London Irish played, as Alex explains, a huge part in his adult career. He spent eight years at the club and had some special days in the green jersey.
“My first memory has to be my debut in 2008. A few days after my 20th birthday, I had been at the club for a few years in the Academy and got to start the London Double Header against Wasps at Twickenham in what was my breakout first season. That moment of putting on the shirt and starting on the opening day of the season and we won, that memory will always stick with me.
“At the Madejski, the win against Munster, playing in what was the Heineken Cup were great days. The season we got to the final and the semi-final away against Quins where we won 17-0 was special. Playing against our local rivals, we were very much the underdogs, playing away in the semi and keeping them scoreless at home was a special moment for a special team.”
Alex was involved with the club during some of its most successful times, playing with some great players and working with some brilliant coaches really made his time with the club what it was.
“My best memories of London Irish are the players and the moments we shared on and off the field.
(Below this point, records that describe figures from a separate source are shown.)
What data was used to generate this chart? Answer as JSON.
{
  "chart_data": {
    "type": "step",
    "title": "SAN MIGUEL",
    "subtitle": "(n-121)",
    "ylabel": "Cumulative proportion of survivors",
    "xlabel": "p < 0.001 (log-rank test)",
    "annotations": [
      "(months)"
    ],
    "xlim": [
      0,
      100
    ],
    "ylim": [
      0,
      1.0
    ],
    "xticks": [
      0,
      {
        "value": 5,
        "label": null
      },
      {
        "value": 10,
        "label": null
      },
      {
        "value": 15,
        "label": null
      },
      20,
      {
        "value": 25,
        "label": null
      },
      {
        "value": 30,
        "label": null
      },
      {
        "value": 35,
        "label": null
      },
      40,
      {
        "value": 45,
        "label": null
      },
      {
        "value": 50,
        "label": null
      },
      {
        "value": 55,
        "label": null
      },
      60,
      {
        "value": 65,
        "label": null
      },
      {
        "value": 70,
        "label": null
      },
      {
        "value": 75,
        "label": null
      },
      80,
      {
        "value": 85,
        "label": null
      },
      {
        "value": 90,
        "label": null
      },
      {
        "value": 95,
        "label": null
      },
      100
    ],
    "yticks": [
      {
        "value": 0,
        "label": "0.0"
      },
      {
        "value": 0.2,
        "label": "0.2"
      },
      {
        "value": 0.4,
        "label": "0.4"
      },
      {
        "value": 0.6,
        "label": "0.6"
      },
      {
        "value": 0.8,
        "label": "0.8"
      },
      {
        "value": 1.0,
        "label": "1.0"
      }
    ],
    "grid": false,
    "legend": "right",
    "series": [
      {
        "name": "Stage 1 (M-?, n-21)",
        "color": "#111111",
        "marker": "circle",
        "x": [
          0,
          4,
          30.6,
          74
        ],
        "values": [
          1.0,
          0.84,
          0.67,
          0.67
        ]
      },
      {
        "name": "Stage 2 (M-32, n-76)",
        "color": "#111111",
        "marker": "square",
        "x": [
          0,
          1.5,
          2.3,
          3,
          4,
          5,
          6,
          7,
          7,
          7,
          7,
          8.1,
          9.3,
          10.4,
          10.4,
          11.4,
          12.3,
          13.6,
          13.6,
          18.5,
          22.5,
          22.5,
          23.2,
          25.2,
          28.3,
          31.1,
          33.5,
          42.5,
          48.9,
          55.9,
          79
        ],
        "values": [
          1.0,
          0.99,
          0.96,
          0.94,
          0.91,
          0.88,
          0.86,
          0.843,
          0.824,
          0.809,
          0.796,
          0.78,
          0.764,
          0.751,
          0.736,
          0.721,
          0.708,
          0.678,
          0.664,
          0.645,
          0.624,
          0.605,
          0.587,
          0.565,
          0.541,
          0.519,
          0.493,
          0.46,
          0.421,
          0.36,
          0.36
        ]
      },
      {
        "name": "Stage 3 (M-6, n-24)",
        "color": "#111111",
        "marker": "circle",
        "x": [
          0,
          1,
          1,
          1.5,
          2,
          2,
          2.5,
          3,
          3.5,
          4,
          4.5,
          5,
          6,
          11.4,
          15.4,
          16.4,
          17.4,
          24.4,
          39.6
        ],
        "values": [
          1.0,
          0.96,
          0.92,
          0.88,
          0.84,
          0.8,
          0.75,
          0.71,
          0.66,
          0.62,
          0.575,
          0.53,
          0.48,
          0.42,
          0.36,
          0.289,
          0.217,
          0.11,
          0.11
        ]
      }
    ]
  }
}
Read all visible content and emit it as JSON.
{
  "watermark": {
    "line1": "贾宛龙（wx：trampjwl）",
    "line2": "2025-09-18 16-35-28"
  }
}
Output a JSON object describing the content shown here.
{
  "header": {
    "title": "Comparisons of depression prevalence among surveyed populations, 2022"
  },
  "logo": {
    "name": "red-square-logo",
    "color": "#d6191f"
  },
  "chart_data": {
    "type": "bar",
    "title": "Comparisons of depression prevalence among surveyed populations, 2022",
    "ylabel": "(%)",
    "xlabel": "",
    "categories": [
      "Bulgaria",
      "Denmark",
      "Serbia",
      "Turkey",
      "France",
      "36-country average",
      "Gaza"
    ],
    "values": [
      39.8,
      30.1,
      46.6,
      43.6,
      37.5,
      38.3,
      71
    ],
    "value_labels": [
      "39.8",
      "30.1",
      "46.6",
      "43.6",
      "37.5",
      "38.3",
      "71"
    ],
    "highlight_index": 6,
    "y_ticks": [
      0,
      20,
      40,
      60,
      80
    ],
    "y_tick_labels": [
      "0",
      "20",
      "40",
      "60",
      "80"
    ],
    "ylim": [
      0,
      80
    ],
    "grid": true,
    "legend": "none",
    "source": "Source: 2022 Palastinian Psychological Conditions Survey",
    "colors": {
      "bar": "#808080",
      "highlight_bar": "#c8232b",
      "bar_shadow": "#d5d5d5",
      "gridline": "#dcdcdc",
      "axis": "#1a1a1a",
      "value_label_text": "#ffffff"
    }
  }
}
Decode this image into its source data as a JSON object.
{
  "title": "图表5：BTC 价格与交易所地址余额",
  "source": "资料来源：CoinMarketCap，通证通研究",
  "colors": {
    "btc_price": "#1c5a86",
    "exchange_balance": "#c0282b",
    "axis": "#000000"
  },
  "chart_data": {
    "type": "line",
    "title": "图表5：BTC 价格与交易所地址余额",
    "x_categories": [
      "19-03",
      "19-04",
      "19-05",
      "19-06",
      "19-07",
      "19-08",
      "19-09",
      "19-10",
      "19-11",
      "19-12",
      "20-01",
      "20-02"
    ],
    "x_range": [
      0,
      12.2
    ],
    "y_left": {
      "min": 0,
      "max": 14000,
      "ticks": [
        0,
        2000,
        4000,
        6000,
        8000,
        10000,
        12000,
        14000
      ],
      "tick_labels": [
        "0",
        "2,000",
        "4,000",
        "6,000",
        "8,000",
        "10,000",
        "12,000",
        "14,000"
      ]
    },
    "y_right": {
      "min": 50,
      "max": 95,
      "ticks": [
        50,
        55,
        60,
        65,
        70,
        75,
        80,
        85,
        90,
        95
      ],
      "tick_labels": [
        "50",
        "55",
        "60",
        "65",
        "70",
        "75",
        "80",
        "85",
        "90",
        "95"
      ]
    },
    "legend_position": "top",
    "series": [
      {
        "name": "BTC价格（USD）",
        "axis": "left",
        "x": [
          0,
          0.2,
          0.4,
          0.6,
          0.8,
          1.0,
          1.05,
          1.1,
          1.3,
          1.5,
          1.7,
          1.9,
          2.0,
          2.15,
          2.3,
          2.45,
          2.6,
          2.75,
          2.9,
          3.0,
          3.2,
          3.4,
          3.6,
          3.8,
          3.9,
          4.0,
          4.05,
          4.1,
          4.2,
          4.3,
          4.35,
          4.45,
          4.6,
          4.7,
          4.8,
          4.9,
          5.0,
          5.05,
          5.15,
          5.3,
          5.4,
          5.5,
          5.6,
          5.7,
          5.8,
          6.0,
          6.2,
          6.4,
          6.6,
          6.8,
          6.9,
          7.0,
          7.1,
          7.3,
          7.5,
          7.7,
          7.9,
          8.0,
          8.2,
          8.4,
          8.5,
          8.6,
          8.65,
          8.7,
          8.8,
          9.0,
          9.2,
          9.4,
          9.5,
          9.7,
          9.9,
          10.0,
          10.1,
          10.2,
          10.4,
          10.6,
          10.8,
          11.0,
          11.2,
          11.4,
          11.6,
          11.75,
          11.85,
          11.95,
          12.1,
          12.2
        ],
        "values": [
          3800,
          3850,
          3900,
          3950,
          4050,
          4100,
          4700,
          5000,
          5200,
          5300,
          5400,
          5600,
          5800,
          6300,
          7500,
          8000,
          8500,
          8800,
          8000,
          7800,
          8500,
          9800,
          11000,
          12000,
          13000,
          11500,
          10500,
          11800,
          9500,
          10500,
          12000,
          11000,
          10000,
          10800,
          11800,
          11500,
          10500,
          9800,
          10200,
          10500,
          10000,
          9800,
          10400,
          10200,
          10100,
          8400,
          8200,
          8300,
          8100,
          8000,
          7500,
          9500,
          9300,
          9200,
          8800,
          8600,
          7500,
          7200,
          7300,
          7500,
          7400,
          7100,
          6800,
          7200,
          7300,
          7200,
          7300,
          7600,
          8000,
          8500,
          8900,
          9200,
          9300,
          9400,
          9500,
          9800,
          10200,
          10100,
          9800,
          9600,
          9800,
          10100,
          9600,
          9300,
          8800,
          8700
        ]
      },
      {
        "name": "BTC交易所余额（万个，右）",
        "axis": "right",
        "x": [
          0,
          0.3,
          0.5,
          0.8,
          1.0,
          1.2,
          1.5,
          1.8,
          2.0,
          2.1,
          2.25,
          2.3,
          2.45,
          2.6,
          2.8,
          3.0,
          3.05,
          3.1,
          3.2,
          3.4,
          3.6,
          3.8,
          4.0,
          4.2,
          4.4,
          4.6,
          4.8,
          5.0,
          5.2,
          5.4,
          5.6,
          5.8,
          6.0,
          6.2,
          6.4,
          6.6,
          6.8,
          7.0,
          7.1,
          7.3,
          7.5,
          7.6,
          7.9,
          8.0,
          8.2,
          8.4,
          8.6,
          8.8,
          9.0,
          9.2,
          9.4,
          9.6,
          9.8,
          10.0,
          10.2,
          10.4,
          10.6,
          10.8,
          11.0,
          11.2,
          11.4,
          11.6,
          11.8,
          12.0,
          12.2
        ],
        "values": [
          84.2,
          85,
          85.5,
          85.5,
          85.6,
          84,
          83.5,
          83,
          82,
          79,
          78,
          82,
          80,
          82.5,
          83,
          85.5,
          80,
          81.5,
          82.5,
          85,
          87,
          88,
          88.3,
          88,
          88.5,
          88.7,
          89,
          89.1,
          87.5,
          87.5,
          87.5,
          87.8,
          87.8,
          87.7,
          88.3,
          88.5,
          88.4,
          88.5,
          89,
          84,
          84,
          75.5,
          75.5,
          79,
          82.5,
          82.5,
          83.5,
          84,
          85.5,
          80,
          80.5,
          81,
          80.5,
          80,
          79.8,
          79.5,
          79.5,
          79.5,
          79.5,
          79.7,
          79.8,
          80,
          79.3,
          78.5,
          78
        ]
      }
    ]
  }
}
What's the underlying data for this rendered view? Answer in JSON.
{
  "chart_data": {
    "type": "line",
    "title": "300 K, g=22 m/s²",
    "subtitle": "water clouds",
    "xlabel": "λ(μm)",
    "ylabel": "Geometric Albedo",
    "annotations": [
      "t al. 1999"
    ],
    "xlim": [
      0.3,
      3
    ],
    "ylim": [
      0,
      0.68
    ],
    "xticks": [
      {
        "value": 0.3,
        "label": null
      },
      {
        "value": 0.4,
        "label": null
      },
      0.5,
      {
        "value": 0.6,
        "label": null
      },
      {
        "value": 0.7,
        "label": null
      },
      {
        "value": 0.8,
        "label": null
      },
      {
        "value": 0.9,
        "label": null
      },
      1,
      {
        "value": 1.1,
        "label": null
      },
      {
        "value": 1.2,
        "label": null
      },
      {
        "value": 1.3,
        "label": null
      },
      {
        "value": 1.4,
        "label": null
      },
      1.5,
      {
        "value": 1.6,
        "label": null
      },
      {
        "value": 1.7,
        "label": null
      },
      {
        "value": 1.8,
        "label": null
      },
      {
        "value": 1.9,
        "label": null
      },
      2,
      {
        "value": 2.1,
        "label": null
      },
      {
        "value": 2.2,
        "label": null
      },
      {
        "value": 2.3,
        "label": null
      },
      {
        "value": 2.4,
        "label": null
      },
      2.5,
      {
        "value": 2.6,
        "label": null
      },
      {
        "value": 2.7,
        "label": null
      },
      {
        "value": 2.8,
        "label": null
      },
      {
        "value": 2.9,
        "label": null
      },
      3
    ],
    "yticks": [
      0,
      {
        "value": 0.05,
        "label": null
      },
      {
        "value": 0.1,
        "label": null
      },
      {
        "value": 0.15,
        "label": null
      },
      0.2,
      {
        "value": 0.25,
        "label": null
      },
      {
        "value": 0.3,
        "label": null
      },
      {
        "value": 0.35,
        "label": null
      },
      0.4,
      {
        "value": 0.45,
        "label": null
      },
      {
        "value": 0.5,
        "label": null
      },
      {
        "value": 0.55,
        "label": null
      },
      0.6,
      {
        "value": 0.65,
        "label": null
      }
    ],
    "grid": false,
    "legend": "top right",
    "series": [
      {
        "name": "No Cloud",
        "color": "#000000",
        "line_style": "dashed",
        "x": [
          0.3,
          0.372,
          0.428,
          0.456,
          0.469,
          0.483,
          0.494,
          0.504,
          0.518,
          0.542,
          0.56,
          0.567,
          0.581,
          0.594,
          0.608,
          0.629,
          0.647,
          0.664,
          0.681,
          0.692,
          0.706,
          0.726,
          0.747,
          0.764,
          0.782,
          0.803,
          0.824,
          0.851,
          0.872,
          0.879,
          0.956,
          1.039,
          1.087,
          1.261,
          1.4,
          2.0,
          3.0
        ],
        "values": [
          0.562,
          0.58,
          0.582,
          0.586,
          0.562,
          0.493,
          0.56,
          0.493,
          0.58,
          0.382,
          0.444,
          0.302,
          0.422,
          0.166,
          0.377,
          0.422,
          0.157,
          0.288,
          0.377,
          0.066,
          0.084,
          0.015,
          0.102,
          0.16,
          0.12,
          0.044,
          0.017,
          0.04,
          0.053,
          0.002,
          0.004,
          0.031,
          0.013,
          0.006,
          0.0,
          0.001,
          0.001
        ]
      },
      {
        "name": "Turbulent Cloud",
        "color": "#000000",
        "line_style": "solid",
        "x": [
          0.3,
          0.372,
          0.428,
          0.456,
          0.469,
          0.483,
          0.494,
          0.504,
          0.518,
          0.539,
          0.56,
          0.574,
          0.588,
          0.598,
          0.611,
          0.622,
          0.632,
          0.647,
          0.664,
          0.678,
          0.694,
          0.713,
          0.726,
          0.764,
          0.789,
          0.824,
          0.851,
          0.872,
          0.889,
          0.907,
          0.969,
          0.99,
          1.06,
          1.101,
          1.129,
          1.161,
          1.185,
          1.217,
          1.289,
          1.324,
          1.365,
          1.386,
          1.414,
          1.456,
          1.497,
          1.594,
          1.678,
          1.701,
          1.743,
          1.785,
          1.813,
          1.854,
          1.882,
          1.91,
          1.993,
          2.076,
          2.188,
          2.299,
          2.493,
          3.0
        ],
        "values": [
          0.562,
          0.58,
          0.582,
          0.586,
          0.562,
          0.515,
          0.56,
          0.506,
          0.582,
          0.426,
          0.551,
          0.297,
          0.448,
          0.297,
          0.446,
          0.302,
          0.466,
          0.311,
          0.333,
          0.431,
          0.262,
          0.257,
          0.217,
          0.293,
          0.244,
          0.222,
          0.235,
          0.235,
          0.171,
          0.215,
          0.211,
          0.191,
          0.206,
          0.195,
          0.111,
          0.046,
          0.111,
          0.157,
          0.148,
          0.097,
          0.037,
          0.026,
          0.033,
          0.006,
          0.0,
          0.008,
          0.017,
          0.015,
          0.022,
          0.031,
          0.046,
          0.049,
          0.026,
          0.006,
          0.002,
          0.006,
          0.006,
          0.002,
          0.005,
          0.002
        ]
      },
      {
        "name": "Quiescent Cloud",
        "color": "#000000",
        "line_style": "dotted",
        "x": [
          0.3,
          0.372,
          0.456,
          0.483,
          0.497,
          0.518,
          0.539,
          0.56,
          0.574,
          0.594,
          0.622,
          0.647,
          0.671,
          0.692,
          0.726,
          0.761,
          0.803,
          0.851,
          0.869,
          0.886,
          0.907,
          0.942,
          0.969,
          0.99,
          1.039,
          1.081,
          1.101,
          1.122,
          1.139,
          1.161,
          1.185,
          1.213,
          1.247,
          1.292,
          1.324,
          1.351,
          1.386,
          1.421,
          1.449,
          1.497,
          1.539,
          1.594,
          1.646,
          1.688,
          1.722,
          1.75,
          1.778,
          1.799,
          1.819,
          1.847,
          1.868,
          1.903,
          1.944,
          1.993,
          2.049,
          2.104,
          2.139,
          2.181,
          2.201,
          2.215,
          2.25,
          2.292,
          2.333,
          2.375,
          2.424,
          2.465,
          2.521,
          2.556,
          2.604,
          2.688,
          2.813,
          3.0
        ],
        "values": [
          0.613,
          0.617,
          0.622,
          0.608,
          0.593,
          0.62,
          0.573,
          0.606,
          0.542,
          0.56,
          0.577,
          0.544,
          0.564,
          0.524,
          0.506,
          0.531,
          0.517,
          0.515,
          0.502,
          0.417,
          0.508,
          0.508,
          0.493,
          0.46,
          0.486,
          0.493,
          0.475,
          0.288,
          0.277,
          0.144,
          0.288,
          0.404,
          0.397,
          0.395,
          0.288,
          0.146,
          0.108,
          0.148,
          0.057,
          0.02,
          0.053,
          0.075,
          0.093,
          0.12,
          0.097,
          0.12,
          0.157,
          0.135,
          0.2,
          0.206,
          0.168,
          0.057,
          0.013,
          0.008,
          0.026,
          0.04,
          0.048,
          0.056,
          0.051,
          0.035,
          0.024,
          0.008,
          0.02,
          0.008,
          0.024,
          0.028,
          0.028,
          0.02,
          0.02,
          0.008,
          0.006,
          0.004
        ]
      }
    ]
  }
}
Especially when I was young at the club, we had a very special vibe. Guys like Mapusua, Mike Catt, so many seasoned internationals. The culture and vibe will stay with me for the rest of my life, they were some of the best days I experienced in rugby. It was the family for me for so long. It was special.
“The support staff for me is important to reference too. Someone like Neal Hatley will be a friend and someone I look up to for the rest of my life. He mentored me through this club and, his last year of playing was my first year in the Academy before he became my Academy Manager.
“I feel like he had one of the biggest impacts on my career of any coach and that was directly through this club. He was almost like a second father figure to me for a long time and I’ll always remember that.”